Show HN: 3DGS implementation in Nvidia Warp: clean, minimal, runs on CPU and GPU
5 days ago
2
3DGS implementation in NVIDIA Warp — clean, minimal, and runs on CPU or GPU.
✅ CPU & GPU with Zero Hassle
Built with NVIDIA Warp, the same code runs seamlessly on both CPU and GPU — no need to deal with CUDA setup, driver issues, or device-specific kernels. Just flip one config line.
🧠 Learn Modern Graphics the Easy Way
Explore core concepts in differentiable rendering and parallel graphics programming — no need for expensive GPUs or thousands of lines of boilerplate.
📦 Minimalist & Educational
This isn’t another massive codebase. It’s a clean, hackable implementation built for clarity — perfect for study, prototyping, or teaching yourself how Gaussian Splatting works.
# Download the Lego dataset
bash download_example_data.sh
# Render 3 Gaussian points – a minimalist example
python render.py
You should see 3 Gaussian points like:
# Train on Lego dataset (CPU by default)# For GPU training, change DEVICE in config.py to "cuda"
python train.py
├── train.py # Main training loop
├── render.py # Rendering script to validate outputs; confirms forward pass correctness
├── config.py # Configuration and training parameters
├── forward.py # 3DGS: Forward pass (reimplementation of graphdeco-inria/gaussian-splatting)
├── backward.py # 3DGS: Backward pass (reimplementation of graphdeco-inria/gaussian-splatting)
├── loss.py # Loss functions for training (includes depth loss, though unused in this repo)
├── scheduler.py # Learning rate scheduler
├── utils/
│ ├── camera_utils.py # Load camera intrinsics and extrinsics from training data
│ ├── point_cloud_utils.py # Point cloud I/O utilities (e.g., saving to .ply)

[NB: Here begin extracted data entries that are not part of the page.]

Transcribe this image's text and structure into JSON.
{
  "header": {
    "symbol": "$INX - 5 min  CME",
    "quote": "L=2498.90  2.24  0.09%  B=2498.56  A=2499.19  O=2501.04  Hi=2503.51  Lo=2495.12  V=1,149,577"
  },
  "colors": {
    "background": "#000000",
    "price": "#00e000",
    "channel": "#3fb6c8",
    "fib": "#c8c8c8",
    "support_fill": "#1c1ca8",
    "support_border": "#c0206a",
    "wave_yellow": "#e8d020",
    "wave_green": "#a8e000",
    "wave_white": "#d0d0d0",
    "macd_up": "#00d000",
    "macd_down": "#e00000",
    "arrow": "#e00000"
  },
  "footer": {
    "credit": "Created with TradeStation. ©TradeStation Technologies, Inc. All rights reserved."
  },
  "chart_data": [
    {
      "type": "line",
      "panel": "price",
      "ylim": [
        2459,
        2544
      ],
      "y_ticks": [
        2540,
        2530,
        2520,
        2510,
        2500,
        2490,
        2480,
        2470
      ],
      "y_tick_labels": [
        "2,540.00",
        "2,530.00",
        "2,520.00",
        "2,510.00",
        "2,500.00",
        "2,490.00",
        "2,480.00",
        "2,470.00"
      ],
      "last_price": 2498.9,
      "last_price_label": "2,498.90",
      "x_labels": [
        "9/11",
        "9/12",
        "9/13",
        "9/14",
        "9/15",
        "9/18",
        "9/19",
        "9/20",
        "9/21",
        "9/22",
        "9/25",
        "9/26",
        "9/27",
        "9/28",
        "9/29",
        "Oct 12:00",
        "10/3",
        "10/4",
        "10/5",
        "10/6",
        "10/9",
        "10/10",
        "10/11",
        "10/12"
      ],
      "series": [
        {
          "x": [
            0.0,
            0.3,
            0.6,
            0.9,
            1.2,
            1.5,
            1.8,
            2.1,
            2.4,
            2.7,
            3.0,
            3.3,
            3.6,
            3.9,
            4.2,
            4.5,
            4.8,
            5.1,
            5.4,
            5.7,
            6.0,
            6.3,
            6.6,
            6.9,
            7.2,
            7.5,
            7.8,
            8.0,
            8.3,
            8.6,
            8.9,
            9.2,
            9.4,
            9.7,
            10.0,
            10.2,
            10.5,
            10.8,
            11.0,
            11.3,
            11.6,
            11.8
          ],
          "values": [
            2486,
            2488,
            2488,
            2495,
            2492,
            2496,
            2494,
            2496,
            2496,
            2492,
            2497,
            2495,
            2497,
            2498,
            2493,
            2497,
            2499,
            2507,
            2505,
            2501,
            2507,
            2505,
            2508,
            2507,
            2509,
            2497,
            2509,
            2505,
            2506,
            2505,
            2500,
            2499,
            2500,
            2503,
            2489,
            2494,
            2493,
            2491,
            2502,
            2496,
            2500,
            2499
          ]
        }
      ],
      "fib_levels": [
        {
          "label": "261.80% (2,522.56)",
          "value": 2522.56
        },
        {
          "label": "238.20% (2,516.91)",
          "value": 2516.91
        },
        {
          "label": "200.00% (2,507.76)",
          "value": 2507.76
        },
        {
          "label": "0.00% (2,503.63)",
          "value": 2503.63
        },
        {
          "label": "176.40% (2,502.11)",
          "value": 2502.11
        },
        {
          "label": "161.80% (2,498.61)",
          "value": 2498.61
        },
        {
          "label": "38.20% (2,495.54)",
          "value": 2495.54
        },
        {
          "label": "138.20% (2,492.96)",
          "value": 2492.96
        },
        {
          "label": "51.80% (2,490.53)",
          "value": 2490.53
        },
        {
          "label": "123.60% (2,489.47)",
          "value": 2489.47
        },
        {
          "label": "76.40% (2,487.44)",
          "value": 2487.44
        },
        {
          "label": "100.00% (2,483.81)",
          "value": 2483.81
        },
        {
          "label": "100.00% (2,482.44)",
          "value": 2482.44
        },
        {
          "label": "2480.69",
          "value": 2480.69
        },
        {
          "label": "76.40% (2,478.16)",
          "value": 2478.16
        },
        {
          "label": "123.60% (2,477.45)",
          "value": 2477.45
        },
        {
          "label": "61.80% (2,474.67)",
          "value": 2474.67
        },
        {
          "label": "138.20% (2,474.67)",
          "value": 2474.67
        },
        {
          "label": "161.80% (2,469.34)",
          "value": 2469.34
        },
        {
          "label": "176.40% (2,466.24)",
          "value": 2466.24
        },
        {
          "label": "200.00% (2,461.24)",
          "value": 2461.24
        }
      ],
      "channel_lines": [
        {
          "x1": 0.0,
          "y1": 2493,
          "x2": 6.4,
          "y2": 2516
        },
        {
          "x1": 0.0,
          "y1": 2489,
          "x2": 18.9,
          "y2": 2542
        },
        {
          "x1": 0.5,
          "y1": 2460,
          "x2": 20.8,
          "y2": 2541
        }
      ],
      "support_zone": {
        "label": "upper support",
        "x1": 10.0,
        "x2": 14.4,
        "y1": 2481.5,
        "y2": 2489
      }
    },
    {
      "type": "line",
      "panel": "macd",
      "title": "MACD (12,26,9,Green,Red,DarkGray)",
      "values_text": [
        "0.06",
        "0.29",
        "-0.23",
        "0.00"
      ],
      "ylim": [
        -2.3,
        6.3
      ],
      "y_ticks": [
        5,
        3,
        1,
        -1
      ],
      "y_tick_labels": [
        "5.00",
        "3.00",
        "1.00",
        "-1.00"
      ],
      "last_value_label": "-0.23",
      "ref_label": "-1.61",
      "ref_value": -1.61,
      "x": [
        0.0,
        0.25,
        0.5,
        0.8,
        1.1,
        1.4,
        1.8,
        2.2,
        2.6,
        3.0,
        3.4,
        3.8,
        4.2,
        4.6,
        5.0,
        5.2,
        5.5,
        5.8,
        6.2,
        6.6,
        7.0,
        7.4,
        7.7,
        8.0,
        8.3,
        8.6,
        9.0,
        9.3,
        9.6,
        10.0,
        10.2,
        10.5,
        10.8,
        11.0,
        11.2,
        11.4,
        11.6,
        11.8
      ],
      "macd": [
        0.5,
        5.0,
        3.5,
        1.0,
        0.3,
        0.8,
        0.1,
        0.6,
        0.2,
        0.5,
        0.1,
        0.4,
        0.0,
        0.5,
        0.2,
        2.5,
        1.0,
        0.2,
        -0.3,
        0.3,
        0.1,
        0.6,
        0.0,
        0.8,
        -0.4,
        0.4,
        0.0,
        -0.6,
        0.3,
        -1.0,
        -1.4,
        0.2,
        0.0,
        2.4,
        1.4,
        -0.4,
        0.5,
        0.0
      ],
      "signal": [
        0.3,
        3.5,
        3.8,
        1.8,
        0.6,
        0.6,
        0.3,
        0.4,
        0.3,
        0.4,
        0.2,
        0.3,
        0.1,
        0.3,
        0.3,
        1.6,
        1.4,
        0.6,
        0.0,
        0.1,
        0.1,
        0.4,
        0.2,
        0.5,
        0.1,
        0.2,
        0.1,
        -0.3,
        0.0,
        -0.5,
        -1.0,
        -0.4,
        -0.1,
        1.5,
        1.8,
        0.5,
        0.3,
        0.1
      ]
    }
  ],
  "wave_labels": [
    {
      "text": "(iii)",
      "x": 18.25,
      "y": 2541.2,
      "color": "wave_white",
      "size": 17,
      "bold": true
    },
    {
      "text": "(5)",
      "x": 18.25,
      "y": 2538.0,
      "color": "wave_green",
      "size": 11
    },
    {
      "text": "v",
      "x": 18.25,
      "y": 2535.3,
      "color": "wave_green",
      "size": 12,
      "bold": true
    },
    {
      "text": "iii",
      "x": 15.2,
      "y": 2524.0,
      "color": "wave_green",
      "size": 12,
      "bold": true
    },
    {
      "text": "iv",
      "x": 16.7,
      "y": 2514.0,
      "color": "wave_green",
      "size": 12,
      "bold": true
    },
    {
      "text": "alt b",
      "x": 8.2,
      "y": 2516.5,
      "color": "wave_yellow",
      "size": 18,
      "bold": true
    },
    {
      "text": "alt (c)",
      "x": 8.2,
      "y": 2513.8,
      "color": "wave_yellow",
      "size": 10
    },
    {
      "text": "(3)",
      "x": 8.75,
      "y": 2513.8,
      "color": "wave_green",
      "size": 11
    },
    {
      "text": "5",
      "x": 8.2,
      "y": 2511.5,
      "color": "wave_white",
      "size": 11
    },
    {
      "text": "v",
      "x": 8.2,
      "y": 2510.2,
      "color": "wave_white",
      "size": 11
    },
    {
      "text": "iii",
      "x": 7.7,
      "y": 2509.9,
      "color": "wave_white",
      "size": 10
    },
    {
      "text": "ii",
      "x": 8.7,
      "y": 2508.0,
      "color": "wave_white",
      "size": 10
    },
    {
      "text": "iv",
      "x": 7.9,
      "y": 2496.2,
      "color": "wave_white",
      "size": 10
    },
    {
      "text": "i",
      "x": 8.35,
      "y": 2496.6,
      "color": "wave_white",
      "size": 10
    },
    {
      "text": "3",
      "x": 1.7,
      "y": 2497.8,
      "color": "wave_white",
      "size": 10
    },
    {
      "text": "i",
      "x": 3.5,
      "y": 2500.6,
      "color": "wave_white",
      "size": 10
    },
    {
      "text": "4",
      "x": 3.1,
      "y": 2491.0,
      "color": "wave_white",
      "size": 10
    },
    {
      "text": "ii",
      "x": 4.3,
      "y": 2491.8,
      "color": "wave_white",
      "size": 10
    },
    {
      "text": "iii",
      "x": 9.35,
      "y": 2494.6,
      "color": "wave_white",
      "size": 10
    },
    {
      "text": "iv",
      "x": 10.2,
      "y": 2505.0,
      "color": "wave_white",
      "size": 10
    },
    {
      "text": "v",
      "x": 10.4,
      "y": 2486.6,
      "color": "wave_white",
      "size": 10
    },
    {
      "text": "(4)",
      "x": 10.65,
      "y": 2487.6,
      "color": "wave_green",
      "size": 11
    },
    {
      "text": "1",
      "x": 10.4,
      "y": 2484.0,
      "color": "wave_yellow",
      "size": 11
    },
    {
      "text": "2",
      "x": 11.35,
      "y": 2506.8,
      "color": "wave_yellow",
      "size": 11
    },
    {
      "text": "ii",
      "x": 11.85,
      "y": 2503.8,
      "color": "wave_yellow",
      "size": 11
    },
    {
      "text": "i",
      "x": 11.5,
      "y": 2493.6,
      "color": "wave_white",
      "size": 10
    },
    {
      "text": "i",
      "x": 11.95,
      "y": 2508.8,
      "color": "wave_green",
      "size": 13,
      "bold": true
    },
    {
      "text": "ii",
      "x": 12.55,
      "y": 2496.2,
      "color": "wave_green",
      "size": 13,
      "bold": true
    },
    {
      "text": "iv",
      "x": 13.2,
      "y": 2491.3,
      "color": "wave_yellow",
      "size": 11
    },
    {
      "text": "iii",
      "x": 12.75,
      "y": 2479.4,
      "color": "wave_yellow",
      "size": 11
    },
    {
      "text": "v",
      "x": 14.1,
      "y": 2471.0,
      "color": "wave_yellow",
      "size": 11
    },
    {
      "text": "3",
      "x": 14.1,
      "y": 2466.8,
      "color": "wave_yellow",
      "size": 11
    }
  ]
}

│ ├── math_utils.py # General math utilities (e.g., transformation matrices)
│ └── wp_utils.py # Warp utilities for math operations and device transfer
└── data/ # Contains the NeRF-synthetic 'Lego' dataset
forward.py and backward.py are based on graphdeco-inria/gaussian-splatting. The original pure CUDA version is now reimplemented in Nvidia Warp, easy to understand, set up, and run.
Densification and pruning logic is based on yzslab/gaussian-splatting-lightning, but restructured here with minimal data preparation and simplified training logic.
Improve performance — This implementation focuses on correctness and clarity over speed; there's room for Warp kernel optimization.
Filter inactive points — The saved .ply files include many points that do not contribute to rendering. A better pruning strategy or visibility check is needed.